IV. Dispute Resolution Procedures

Utility tariffs currently provide that disputes with regard to interconnections be negotiated between the DG and the utility and then become subject to the Commission's "consumer complaint" process. Tecogen, Inc.
comments that in its experience, this process is slow, frustrating and uncertain.

The members of the Rule 21 Working Group recommended a process for mediating disputes. Generally, upon notice of a dispute regarding the application of Rule 21, each party would designate a representative with authority to make decisions and one with technical expertise. If parties cannot resolve their dispute within 45 days, they would either (1) continue negotiations or (2) make a written request to the Energy Division for mediation within 45 days. If the dispute is not resolved within 90 days from the date of the notice, either party could file a formal complaint with the Commission.

Members of the Working Group disagreed on three issues:

1. Whether the utility should be required to provide a technical explanation for its decision on an interconnection issue. PG&E believes it should only have to invoke system safety and reliability concerns.

2. Whether the resolution of the dispute should constitute precedent for future disputes with similar facts. PG&E doesn't believe this requirement is realistic because other projects will have distinguishable facts.

3. Whether the outcomes of the disputes should be made publicly available. PG&E argues that it does not release customer information without the permission of the customer and that the recommendation is contrary to the Commission's Rule 51, which requires confidentiality with regard to settlement negotiations.

The CEC generally supports the Working Group's recommendations. It suggests the parties to the dispute be provided five business days to notify each other of representatives for resolving the dispute. We agree with the CEC's recommendation and will adopt it.

The CEC defers to the Commission on where it will find mediators for an informal resolution process, whether in the Energy Division or elsewhere. We agree with the CEC that the tariffs should not identify any particular organization at the Commission since the Commission's management of its staff resources must change from time to time. We will direct the tariffs to require that the parties either request an informal mediation from the Commission's Chief ALJ or by mutual consent, an outside third-party mediator.

The CEC agrees that the utility should be required to provide a technical justification for decisions that affect project interconnections. We share the CEC's concern that without such a requirement, the DG community cannot make sound business judgments, for example, in determining how to cure a problem. Moreover, the information is critical in any dispute resolution process and in order for the utility to avoid arbitrary decisions about DG interconnections. We will direct the utilities to provide, at the request of the DG interconnection applicant, written justification for any interconnection requirement, which shall provide relevant detail about how the interconnection may compromise the utility system or public safety, or compromise regulatory requirements.

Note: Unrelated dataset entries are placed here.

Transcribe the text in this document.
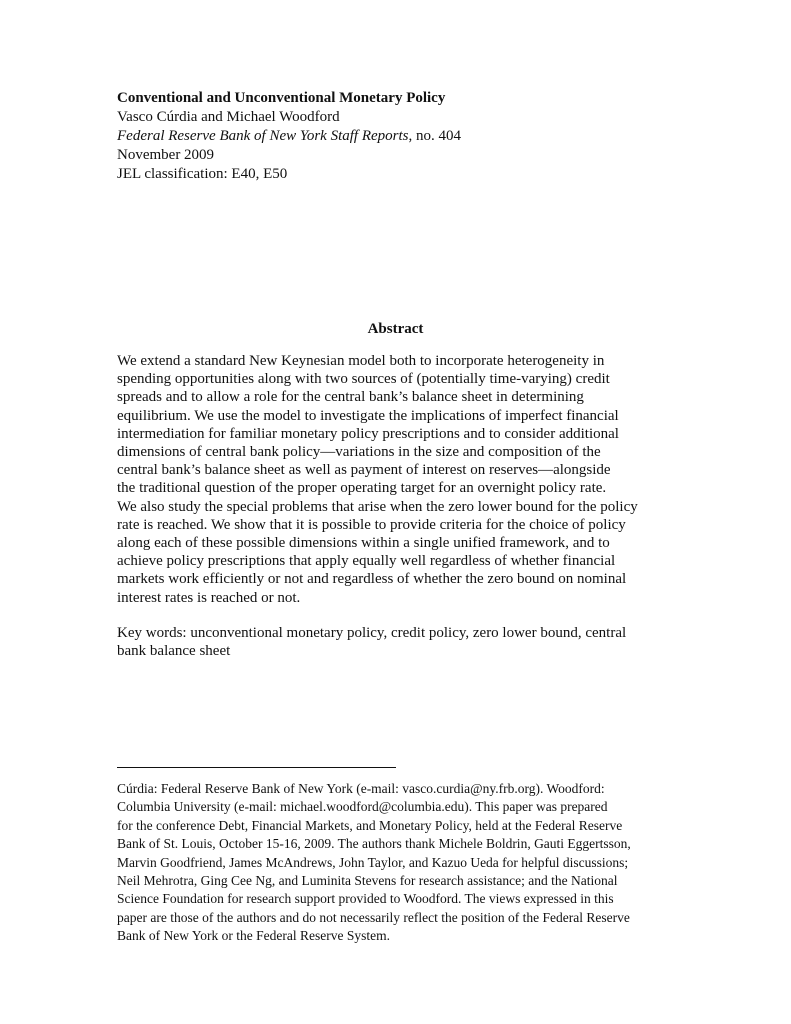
Conventional and Unconventional Monetary Policy
Vasco Cúrdia and Michael Woodford
Federal Reserve Bank of New York Staff Reports, no. 404
November 2009
JEL classification: E40, E50
Abstract
We extend a standard New Keynesian model both to incorporate heterogeneity in
spending opportunities along with two sources of (potentially time-varying) credit
spreads and to allow a role for the central bank’s balance sheet in determining
equilibrium. We use the model to investigate the implications of imperfect financial
intermediation for familiar monetary policy prescriptions and to consider additional
dimensions of central bank policy—variations in the size and composition of the
central bank’s balance sheet as well as payment of interest on reserves—alongside
the traditional question of the proper operating target for an overnight policy rate.
We also study the special problems that arise when the zero lower bound for the policy
rate is reached. We show that it is possible to provide criteria for the choice of policy
along each of these possible dimensions within a single unified framework, and to
achieve policy prescriptions that apply equally well regardless of whether financial
markets work efficiently or not and regardless of whether the zero bound on nominal
interest rates is reached or not.
Key words: unconventional monetary policy, credit policy, zero lower bound, central
bank balance sheet
Cúrdia: Federal Reserve Bank of New York (e-mail: vasco.curdia@ny.frb.org). Woodford:
Columbia University (e-mail: michael.woodford@columbia.edu). This paper was prepared
for the conference Debt, Financial Markets, and Monetary Policy, held at the Federal Reserve
Bank of St. Louis, October 15-16, 2009. The authors thank Michele Boldrin, Gauti Eggertsson,
Marvin Goodfriend, James McAndrews, John Taylor, and Kazuo Ueda for helpful discussions;
Neil Mehrotra, Ging Cee Ng, and Luminita Stevens for research assistance; and the National
Science Foundation for research support provided to Woodford. The views expressed in this
paper are those of the authors and do not necessarily reflect the position of the Federal Reserve
Bank of New York or the Federal Reserve System.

As SCE suggests, the utility's concern may relate to regulatory issues and the tariff language should recognize this may be the subject of the utility's interconnection requirements.

The CEC expresses concern about public disclosure of information relating to dispute resolution. While a dispute resolution process involving mediation will of necessity require the exchange and protection of confidential information during mediation, the outcome of the dispute resolution process, i.e., the agreement reached, must be public to the extent it does not disclose legitimately confidential information, such as trade secrets. Public disclosure of the technical aspects of the parties' resolution could be valuable to other interconnection applicants and ultimately to the utilities as future interconnection processes are informed by some previous ones. We will ask the CEC, or a designated utility, to maintain such information on its website. The information should be published where it is provided by the interconnection applicant or where the applicant agrees that the utility may disclose it, and where it does not disclose technical or customer-related information the utility or the customer designates as confidential. We encourage the Working Group to refine this procedure and the types of information that should be included at the website, as the CEC suggests.

We believe that public disclosure of the resolution of a dispute, combined with written justifications for a utility's interconnection requirements and a mediation procedure, will promote consistent utility decision-making with regard to interconnection requirements. Accordingly, we do not have to address the proposal that the utilities consider as precedent the resolution of a dispute.

We will direct the utilities to submit tariff changes consistent with the foregoing and following consultation with the Working Group.